Dietrich Partners conducted multi-hour interviews with 31 C-level executives to understand what makes Colorado a destination for companies or why they might have recently left the state. Topics included workforce and talent, the strengths, weaknesses, opportunities and threats to the business climate, political and legislative issues, and the outlook and sentiment for 2023. Questions on business operations included supply chain issues, revenue and profit growth, real estate, capital investment, and environmental, social and governance (ESG) issues.

“In this survey, only the largest companies (1,000-plus employees) had designated committees that were actively implementing ESG policies and reports,” the research found. “Most respondents indicated that these policies were ‘baked into’ their companies. As examples, they cited efforts to minimize plastic in packaging, local sourcing of materials, minimizing travel, converting their fleets to electric vehicles, investing in solar power, and donating time and/or a percentage of sales to local environmental projects.”

The report noted increased wages and high cost-of-living expenses were concerns. It highlighted “unintended consequences of state legislative policy” and referred to wage transparency, family and medical leave insurance and retail delivery fees.

“The state’s low unemployment rate, worker burnout and shifting work-life values in the wake of the pandemic created a chasm between employer and employee expectations,” the report said. “Respondents specifically note financial compensation, health and company benefits, remote work and flexible schedules were all areas of focus. Many employers reported lower employee productivity, increased attrition and the phenomenon known as ‘quiet quitting,’ where an employee performs only the bare minimum job requirements.”

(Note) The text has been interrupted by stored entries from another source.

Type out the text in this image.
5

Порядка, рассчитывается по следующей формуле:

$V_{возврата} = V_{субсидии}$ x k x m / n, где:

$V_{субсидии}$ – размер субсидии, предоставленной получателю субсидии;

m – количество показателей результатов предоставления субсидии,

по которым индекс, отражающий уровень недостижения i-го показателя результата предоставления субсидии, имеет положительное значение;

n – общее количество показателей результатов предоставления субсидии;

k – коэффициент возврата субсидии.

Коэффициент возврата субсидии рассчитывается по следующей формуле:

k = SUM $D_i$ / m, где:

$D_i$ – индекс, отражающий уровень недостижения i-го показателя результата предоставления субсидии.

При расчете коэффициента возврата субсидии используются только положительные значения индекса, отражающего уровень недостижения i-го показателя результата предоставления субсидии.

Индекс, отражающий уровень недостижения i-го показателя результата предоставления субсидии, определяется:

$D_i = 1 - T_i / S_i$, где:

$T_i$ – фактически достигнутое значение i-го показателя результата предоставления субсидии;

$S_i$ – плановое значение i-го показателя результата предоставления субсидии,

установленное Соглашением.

The report suggested the business community should continue to engage with lawmakers to ensure stability and regulatory certainty. Costs of new environmental and employment regulations were identified as a top concern.

“State economic and regulatory policy making will only become more important moving forward,” the report stated. “With significant polarization, inaction and gridlock at the federal level, major policy initiatives are increasingly happening at the state level through state legislatures.”